Petit lexique du Nécromancien
À l’intention des premières années de l’Académie royale Saint-Albert
Termes essentiels :
Ancrage — Structure qui maintient une manifestation ou un rappel dans des limites contrôlées.
Conduction — Circulation de l’énergie nécromantique entre le praticien, le corps et les glyphes.
Rappel — Action de solliciter ce qui subsiste d’un défunt.
Stabilisation — Maintien temporaire d’un rappel ou d’une manifestation.
Rupture — Interruption volontaire du circuit nécromantique afin de mettre fin à une procédure.
Résidu mémoriel — Fragment de mémoire subsistant après la mort, sans nécessairement posséder de conscience propre.
Manifestation post-mortem — Forme plus structurée de persistance après la mort, capable dans certains cas de réagir ou de répondre.
Rémanence — Trace persistante d’un souvenir, d’une perception ou d’une conscience après la mort.
Rémanence sensorielle — Fragment de ce qu’un défunt a vu, entendu, senti, goûté ou touché.
Résurrection somatique — Réactivation temporaire et limitée d’un corps mort. Elle ne rend pas véritablement la vie.
Revenant — Corps maintenu dans une activité nécromantique devenue incontrôlée.
Glyphe — Symbole utilisé dans la construction d’un protocole nécromantique.
Dette éthérique — Charge supportée par le praticien lors d’une procédure nécromantique.
Contamination mémorielle — Altération ou orientation possible d’un souvenir provoquée par la manière dont une manifestation est interrogée.
Degrés de résurrection
Les résurrections somatiques sont classées par degrés selon la complexité du rappel, la quantité d’énergie nécessaire et les risques encourus.
Premier degré — Réactivation limitée et temporaire d’un corps. Elle permet quelques mouvements et réponses simples sans restaurer véritablement la vie.
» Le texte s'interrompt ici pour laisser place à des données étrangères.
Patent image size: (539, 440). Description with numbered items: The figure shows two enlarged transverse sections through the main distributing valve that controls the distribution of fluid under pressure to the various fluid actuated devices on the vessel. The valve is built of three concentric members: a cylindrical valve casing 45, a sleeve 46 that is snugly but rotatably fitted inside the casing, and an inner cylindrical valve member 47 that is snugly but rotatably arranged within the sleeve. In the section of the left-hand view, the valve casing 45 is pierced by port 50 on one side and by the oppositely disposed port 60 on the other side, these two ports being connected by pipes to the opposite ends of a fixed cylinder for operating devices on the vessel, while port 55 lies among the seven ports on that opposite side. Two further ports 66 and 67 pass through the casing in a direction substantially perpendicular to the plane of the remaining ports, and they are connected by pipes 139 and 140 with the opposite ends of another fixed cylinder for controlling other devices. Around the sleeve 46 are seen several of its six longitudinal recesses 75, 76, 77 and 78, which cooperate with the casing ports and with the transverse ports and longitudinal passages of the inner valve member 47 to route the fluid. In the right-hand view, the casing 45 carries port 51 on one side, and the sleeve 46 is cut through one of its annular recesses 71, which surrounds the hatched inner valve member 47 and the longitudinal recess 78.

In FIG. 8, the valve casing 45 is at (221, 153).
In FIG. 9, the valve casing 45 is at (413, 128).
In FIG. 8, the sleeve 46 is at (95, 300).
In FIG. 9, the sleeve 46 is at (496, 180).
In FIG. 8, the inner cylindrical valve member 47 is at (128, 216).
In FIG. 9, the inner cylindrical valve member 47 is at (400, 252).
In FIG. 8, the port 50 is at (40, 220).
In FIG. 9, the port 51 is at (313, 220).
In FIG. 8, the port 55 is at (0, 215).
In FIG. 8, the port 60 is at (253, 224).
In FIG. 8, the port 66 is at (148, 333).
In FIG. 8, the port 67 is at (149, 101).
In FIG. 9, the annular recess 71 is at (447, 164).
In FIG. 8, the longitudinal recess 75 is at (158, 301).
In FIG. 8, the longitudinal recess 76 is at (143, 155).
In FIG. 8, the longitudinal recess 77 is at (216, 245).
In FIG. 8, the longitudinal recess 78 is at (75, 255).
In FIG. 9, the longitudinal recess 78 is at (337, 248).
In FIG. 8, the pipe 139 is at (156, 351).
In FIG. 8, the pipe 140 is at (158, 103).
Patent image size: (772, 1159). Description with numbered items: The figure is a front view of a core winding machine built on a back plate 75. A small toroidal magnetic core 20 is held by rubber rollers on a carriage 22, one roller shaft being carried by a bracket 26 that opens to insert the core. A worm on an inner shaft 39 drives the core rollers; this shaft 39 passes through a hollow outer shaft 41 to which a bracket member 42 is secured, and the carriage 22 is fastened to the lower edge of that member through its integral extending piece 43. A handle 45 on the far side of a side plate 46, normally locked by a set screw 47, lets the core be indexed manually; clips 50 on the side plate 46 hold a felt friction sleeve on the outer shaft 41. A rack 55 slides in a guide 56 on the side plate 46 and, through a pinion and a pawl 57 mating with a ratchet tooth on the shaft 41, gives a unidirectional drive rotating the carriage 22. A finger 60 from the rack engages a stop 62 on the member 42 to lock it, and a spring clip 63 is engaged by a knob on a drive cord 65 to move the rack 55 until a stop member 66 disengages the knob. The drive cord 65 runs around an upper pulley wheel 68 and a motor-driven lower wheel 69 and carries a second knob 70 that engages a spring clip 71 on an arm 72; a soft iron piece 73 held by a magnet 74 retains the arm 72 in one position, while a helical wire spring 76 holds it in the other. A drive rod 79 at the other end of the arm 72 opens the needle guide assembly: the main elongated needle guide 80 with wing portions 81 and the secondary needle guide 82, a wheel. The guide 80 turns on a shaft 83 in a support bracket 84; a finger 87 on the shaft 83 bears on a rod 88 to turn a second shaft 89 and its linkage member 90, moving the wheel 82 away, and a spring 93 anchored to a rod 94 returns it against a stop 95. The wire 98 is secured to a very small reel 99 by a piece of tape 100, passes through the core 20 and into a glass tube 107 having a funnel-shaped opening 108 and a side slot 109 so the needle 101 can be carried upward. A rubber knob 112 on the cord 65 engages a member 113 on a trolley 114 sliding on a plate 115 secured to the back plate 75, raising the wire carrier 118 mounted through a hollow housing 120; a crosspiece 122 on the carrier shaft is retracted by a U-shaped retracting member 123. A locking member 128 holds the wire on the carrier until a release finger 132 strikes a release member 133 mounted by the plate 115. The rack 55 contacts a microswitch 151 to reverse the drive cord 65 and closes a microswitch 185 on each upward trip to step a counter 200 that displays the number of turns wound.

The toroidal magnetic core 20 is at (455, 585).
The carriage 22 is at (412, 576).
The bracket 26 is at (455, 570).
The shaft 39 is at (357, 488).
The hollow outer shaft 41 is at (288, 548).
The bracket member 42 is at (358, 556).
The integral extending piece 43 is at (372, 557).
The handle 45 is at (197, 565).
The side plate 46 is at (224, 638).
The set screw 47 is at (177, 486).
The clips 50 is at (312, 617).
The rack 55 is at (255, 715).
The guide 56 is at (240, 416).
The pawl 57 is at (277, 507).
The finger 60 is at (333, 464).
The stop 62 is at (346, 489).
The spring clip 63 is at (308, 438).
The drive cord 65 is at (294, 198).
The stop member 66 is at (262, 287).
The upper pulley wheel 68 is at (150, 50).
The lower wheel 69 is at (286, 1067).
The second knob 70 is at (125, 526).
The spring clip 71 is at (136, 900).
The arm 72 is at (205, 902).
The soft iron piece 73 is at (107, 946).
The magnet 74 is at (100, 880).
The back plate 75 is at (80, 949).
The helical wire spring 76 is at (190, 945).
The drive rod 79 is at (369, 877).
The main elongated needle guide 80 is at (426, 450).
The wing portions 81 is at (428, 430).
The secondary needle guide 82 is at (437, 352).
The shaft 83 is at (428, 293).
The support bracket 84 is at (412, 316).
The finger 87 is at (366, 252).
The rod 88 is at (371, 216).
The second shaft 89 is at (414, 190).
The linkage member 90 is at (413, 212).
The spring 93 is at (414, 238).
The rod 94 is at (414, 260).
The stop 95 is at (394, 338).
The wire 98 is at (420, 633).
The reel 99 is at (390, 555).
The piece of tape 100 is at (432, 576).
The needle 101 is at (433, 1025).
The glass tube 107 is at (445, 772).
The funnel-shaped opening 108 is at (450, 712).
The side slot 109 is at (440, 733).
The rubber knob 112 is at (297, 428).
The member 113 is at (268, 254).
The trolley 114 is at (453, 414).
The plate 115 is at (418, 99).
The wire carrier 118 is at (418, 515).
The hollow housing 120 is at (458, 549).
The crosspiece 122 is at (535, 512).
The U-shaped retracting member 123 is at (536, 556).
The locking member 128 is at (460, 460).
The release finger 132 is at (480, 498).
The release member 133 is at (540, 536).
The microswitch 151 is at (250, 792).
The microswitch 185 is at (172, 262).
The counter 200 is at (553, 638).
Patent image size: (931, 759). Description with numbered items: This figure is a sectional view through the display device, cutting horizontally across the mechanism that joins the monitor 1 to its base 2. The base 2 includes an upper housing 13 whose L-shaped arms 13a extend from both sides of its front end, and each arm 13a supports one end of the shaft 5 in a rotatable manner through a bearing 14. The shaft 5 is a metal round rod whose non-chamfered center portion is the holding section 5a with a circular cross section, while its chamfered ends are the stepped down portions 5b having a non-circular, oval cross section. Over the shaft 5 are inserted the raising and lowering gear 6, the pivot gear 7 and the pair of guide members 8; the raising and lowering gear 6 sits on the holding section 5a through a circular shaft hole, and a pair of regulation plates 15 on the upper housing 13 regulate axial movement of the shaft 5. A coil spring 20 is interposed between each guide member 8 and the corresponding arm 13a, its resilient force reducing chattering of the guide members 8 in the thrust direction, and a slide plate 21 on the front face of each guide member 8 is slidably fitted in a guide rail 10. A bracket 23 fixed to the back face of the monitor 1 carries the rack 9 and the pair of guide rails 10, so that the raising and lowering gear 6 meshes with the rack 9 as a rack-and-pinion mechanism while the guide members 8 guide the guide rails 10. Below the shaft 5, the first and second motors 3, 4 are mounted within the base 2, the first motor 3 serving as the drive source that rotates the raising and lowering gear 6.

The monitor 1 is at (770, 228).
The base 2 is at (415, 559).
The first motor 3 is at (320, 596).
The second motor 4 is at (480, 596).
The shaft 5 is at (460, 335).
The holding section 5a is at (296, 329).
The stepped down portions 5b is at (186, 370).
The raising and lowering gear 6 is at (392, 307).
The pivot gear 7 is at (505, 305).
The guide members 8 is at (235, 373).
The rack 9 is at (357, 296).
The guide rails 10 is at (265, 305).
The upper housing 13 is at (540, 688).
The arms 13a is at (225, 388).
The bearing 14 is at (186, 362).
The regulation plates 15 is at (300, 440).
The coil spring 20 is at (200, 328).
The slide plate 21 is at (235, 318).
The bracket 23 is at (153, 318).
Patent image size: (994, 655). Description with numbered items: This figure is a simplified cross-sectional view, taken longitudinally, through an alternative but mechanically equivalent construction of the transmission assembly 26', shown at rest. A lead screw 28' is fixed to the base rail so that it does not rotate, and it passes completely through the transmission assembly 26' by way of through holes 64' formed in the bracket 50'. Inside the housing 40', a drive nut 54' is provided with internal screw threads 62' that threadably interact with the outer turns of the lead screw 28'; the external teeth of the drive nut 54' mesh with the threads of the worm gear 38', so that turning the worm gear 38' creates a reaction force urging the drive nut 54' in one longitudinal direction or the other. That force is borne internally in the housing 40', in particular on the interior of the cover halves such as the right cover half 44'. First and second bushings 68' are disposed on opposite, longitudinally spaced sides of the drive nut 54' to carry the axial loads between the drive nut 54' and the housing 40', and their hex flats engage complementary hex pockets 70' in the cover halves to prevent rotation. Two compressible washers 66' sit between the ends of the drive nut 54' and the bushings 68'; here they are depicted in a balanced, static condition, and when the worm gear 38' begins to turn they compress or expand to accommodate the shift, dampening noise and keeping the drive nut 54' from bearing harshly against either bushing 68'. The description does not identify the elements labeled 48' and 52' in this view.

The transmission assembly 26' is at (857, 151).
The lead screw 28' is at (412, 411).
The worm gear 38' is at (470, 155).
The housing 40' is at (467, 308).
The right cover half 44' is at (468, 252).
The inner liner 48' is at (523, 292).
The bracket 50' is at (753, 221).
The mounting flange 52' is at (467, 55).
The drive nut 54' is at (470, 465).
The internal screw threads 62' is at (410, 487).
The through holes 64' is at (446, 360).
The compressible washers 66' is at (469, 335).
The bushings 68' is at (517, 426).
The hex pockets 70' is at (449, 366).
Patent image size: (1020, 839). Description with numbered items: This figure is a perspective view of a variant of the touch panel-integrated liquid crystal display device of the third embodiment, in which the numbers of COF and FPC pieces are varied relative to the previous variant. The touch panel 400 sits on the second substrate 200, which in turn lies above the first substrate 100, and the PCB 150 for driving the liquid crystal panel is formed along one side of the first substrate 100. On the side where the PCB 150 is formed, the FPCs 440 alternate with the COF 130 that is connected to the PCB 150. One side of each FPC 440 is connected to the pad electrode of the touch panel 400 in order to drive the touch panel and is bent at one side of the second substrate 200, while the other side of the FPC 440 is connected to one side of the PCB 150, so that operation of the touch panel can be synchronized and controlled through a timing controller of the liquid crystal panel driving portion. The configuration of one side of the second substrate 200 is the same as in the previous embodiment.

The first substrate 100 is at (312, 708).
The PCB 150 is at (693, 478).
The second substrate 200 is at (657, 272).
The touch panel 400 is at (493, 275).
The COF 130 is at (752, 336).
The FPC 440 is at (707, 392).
Deuxième degré — Résurrection plus complexe nécessitant un contrôle supérieur du rappel et de sa stabilisation.
Troisième degré — Protocole avancé exigeant des structures de conduction, d’ancrage et de rupture particulièrement élaborées. Il est réservé aux praticiens expérimentés.
Quatrième degré — Parmi les formes de résurrection les plus complexes et dangereuses pratiquées légalement. Elle nécessite des dispositifs de sécurité et des structures d’appui que très peu de nécromanciens maîtrisent.
Degrés supérieurs — Plus le degré augmente, plus le rappel est complexe, exigeant et dangereux pour le praticien comme pour le sujet.
Auteurs à connaître :
Blackwood — Auteur du Traité des manifestations résiduelles et des trois lois fondamentales enseignées à Saint-Albert.
Mercer — Chercheur spécialisé dans la conservation de la mémoire après la mort et les manifestations mémorielles.
Harcourt — Référence majeure pour les rappels somatiques, les dérivations et les mécanismes de rupture.
Whitmore — Chercheur connu pour ses travaux sur la dégradation des manifestations lors d’interrogatoires répétés.
Bellgrave — Nécromancien associé au célèbre chiffre de Bellgrave, une ancienne méthode permettant de dissimuler un message dans un texte ordinaire.
Cyrus Hartford — Professeur à Saint-Albert et chercheur reconnu pour ses travaux sur les manifestations post-mortem et leur utilisation scientifique.
Institutions et références :
Centre des sciences occultes de Bristol — Important institut de recherche consacré à l’ensemble des arts occultes. Ses chercheurs travaillent notamment sur la nécromancie, les manifestations post-mortem et la conservation mémorielle, mais aussi sur de nombreuses autres disciplines occultes.
⚠️ À retenir ⚠️
Un résidu répète. Une manifestation répond.
Une perception n’est pas une vérité absolue.
Et la nécromancie rappelle ce qui subsiste : elle ne recrée pas ce qui a disparu.
Excellente année à nos nouveaux étudiants.